Washington est responsable de l’affaiblissement de la Syrie par sa politique de sanctions, avec son occupation avec les Kurdes d’une partie du territoire au nord-est de la Syrie et sa base militaire d’Al Tanf au Sud de la Syrie. Les Etats-Unis ont aussi pour objectif d’orienter l’expansionnisme turc vers les zones d’intérêt de la Russie en Syrie, au Caucase et en Asie centrale. La Turquie occupe une partie du territoire syrien sur une large bande le long de sa frontière avec la Syrie, et cherche à élargir sa zone de contrôle contre les Kurdes. Tel-Aviv, soutenu par Washington, bombarde la Syrie depuis des années pour affaiblir la Syrie loyale de Bachar el Assad mais aussi le Hezbollah, d’où ses bombardements récents au Liban. L’objectif de Tel Aviv veut affaiblir l’axe Chiite Iran-Syrie-Liban.
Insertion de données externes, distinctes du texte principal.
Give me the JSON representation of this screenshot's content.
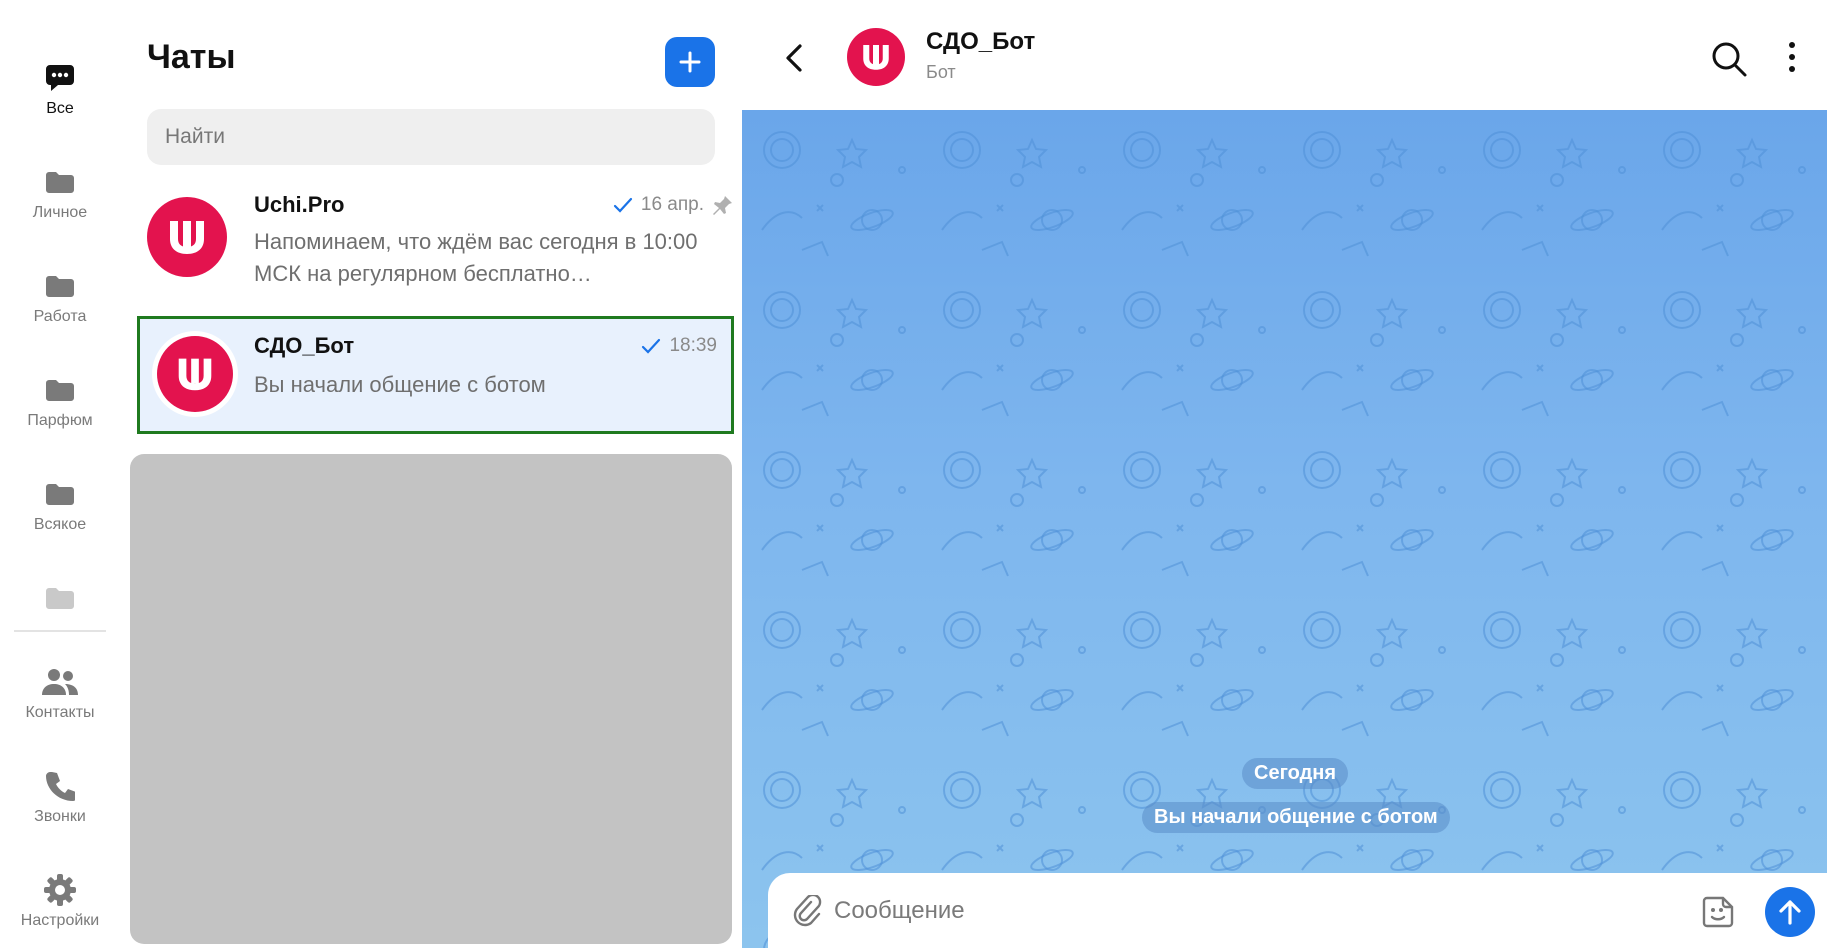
{
  "folders": {
    "items": [
      {
        "label": "Все",
        "icon": "chat-bubble-icon"
      },
      {
        "label": "Личное",
        "icon": "folder-icon"
      },
      {
        "label": "Работа",
        "icon": "folder-icon"
      },
      {
        "label": "Парфюм",
        "icon": "folder-icon"
      },
      {
        "label": "Всякое",
        "icon": "folder-icon"
      },
      {
        "label": "",
        "icon": "folder-icon"
      }
    ],
    "bottom": [
      {
        "label": "Контакты",
        "icon": "contacts-icon"
      },
      {
        "label": "Звонки",
        "icon": "phone-icon"
      },
      {
        "label": "Настройки",
        "icon": "gear-icon"
      }
    ]
  },
  "chat_list": {
    "title": "Чаты",
    "search_placeholder": "Найти",
    "chats": [
      {
        "name": "Uchi.Pro",
        "date": "16 апр.",
        "preview": "Напоминаем, что ждём вас сегодня в 10:00 МСК на регулярном бесплатно…",
        "pinned": true,
        "read": true
      },
      {
        "name": "СДО_Бот",
        "date": "18:39",
        "preview": "Вы начали общение с ботом",
        "pinned": false,
        "read": true,
        "selected": true
      }
    ]
  },
  "conversation": {
    "name": "СДО_Бот",
    "subtitle": "Бот",
    "date_separator": "Сегодня",
    "service_message": "Вы начали общение с ботом",
    "input_placeholder": "Сообщение"
  },
  "colors": {
    "accent": "#1a73e8",
    "avatar": "#e3134e",
    "selection_border": "#1f7a1f",
    "wallpaper": "#7eb6ee"
  }
}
En toile de fond des crises multiples en Ukraine, en Géorgie (tentative de coup d’Etat de coup d’Etat en cours), à Gaza (épuration ethnique par Israël), au Liban (offensive d’Israël), et maintenant en Syrie, c’est la lutte pour nouvel ordre spatial et géopolitique mondial qui émerge au travers des conflits et qui s’éloigne toujours plus de l’ancien ordre spatial unipolaire américain.
La multiplication des conflits au Proche-Orient, dans le Caucase, en Ukraine et dans les Balkans, malgré leurs spécificités régionales, font partie d’un même théâtre mondial et sont situés dans les zones de confrontations géopolitiques entre grandes puissances. Les Etats-Unis, dans le cadre de leur stratégie d’encerclement de la Russie cherchent à favoriser la surextension de Moscou, doctrine explicitement invoquée par la Rand Corporation[iv] afin qu’elle soit obligée de faire face à différentes menaces sur différents théâtres.
Tout conflit ancien ou plus récent est désormais aspiré dans cette lutte de répartition des espaces géopolitique entre les Etats-Unis, la Russie, la Chine et les puissances secondaires. Au-delà des conflits autour des territoires et des populations, l’enjeu est la nouvelle architecture du système international : La Russie, l’Iran, la Chine additionnés des autres Etats membres appartenant aux BRICS et à l’Organisation de Shanghai (OCS) font la promotion d’un monde multipolaire en rivalité avec les Etats-Unis, Israël et leurs alliés (OTAN-UE) qui cherchent à torpiller l’émergence du monde multipolaire et a minima, ralentir la mutation vers un nouvel ordre mondial plus équilibré. La Turquie, membre de l’OTAN, mais refusant les sanctions contre la Russie, joue sa propre carte entre les regroupements antagonistes.
L’obstacle principal a un endiguement des crises multiples est donc de nature systémique, et tant qu’un nouvel ordre géopolitique plus multipolaire ne sera pas accepté par les Etats-Unis et leurs supplétifs de l’OTAN/UE, le conflit mondial s’élargira sur de nouveaux théâtres et s’approfondira, sous le seuil d’une troisième guerre mondiale.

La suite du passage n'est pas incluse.